Press Release – New Zealand Council of Trade Unions
The New Zealand youth union movement, Stand Up, is calling on the Government to reinstate funding for the recently axed youth unemployment initiative, Community Max, to assist young New Zealanders who are currently out of work and education. Government failing young Kiwis
The New Zealand youth union movement, Stand Up, is calling on the Government to reinstate funding for the recently axed youth unemployment initiative, Community Max, to assist young New Zealanders who are currently out of work and education.
National Convener, James Sleep, says the Government is all talk when it comes to solving youth unemployment, and the axing of one of their key youth unemployment initiatives, Community Max, has shown they have failed to walk the talk.
“Youth unemployment is steadily rising. The June Quarterly Household Labour Force Survey released earlier this month showed that youth unemployment increased to 18.2 percent. Most concerning is the increase in unemployment of Māori and Pacific youth – 30.3% and 30.6%, up from 24.8% and 25.8% respectively in June 2009.” says Sleep.
Sleep says these statistics show a crisis in the area of youth unemployment, and the last thing the Government should be doing is axing initiatives like Community Max, which aim to get young Kiwis up skilled and into work.

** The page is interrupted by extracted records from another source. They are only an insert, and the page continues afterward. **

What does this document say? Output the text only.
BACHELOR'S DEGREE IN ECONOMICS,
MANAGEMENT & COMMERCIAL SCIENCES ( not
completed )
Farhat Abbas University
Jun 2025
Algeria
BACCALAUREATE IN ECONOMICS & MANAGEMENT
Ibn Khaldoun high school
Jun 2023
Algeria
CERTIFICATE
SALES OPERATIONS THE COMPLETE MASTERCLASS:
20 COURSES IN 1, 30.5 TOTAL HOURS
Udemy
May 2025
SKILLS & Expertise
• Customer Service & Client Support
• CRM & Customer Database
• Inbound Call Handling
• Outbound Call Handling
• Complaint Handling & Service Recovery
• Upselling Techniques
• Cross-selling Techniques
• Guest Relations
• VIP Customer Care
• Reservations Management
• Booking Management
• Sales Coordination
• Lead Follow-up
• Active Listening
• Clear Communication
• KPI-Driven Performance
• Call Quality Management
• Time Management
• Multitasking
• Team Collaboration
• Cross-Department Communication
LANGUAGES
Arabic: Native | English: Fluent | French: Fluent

“The Government’s priorities are wrong. Whilst youth unemployment is increasing, the Government is cutting funding to job creation initiatives, education and skills development. The axing of Community Max strengthens the case that the Government is failing young New Zealanders. When many young New Zealanders need assistance to up skill and get into work the Government has cut pathways of opportunities”
Stand Up believes the Government is missing in action in the area of youth unemployment and must immediately pump money into creating opportunities for the tens of thousands of young people currently out of work and education, not just paying lip service to some of New Zealand’s most vulnerable people.
“New Zealand will be better off with a skilled and productive workforce. Simply ignoring the issue and allowing tens of thousands of young people to languish on benefits, and the negative social outlook it creates, will only hinder our short and long term economic recovery” Sleep concluded.